Question

How do you factorize the given polynomial by grouping $8{{r}^{3}}-64{{r}^{2}}+r-8$?

Answer 1

Hint: We start solving the problem by recalling the steps of the method of factorization by grouping. We then group the first two terms of polynomials and the last two terms of polynomials together. We then factor out the GCF (Greatest common factor) for each separate binomial to proceed through the problem.
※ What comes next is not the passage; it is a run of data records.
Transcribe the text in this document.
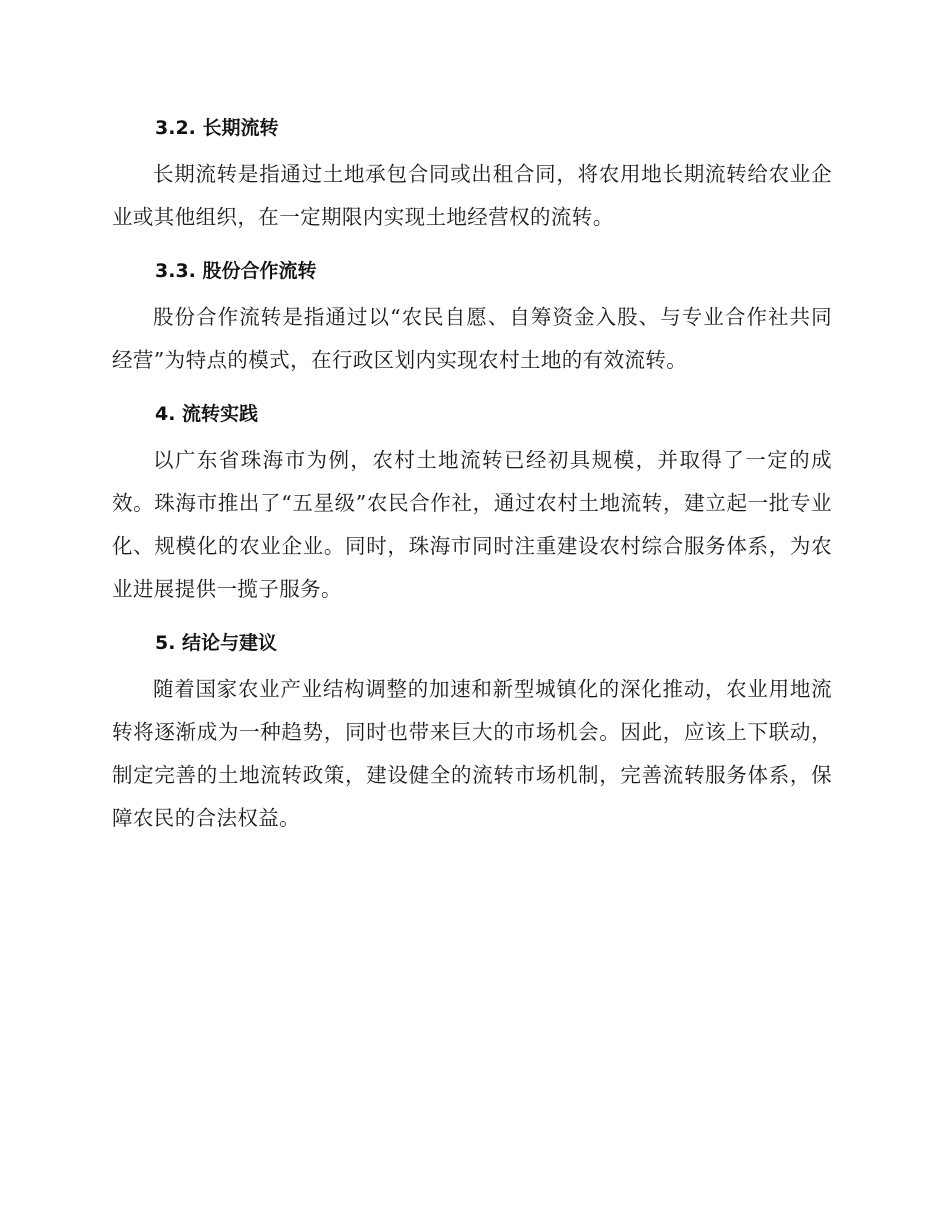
3.2. 长期流转

长期流转是指通过土地承包合同或出租合同，将农用地长期流转给农业企业或其他组织，在一定期限内实现土地经营权的流转。

3.3. 股份合作流转

股份合作流转是指通过以“农民自愿、自筹资金入股、与专业合作社共同经营”为特点的模式，在行政区划内实现农村土地的有效流转。

4. 流转实践

以广东省珠海市为例，农村土地流转已经初具规模，并取得了一定的成效。珠海市推出了“五星级”农民合作社，通过农村土地流转，建立起一批专业化、规模化的农业企业。同时，珠海市同时注重建设农村综合服务体系，为农业进展提供一揽子服务。

5. 结论与建议

随着国家农业产业结构调整的加速和新型城镇化的深化推动，农业用地流转将逐渐成为一种趋势，同时也带来巨大的市场机会。因此，应该上下联动，制定完善的土地流转政策，建设健全的流转市场机制，完善流转服务体系，保障农民的合法权益。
We then need to factor out the GCF (Greatest common factor) of the whole polynomial to get the required answer.

Complete step-by-step answer:
According to the problem, we are asked to factorize the given polynomial $8{{r}^{3}}-64{{r}^{2}}+r-8$ by grouping.
We have given the polynomial $8{{r}^{3}}-64{{r}^{2}}+r-8$.
Let us recall the concept of factor by grouping.
We know that the factor by grouping of polynomial with 4 terms is done as follows:
Step1: We need to group the first two terms together and then the last two terms together.
Step 2: We then need to factor out the GCF (Greatest common factor) for each separate binomial.
Step 3: We then need to factor out the GCF (Greatest common factor) of the whole polynomial.
So, let us group the given polynomial as $8{{r}^{3}}-64{{r}^{2}}+r-8=\left( 8{{r}^{3}}-64{{r}^{2}} \right)+\left( r-8 \right)$ ---(1).
Now, let us factor the GCF (Greatest common factor) of the binomial $8{{r}^{3}}-64{{r}^{2}}$.
So, we have $8{{r}^{3}}-64{{r}^{2}}=\left( r\times 8{{r}^{2}} \right)+\left( -8\times 8{{r}^{2}} \right)$. We can see that the GCF is $8{{r}^{2}}$.
So, the factorization of $8{{r}^{3}}-64{{r}^{2}}$ is $8{{r}^{3}}-64{{r}^{2}}=8{{r}^{2}}\times \left( r-8 \right)$ ---(2).
Now, let us factor the GCF (Greatest common factor) of the binomial $r-8$.
So, we have $r-8=\left( r\times 1 \right)+\left( -8\times 1 \right)$. We can see that the GCF is 1.
So, the factorization of $r-8$ is $r-8=1\times \left( r-8 \right)$ ---(3).
Let us substitute equations (2) and (3) in equation (1).
$\Rightarrow 8{{r}^{3}}-64{{r}^{2}}+r-8=8{{r}^{2}}\times \left( r-8 \right)+1\times \left( r-8 \right)$.
$\Rightarrow 8{{r}^{3}}-64{{r}^{2}}+r-8=\left( 8{{r}^{2}}+1 \right)\left( r-8 \right)$.
So, the factorization of the polynomial $8{{r}^{3}}-64{{r}^{2}}+r-8$ as $\left( 8{{r}^{2}}+1 \right)\left( r-8 \right)$.
$\therefore $ The factorization of the polynomial $8{{r}^{3}}-64{{r}^{2}}+r-8$ is $\left( 8{{r}^{2}}+1 \right)\left( r-8 \right)$.

Note: We should perform each step carefully in order to avoid calculation mistakes and confusion. We can also factorize the given by finding the zeros of the given polynomial. We should know that the term $8{{r}^{2}}+1$ cannot be further reduced to the factors $\left( r-a \right)$, $\left( r-b \right)$ where a, b are real numbers. Similarly, we can expect problems to factorize the polynomial $3{{r}^{3}}-81{{r}^{2}}+r-27$.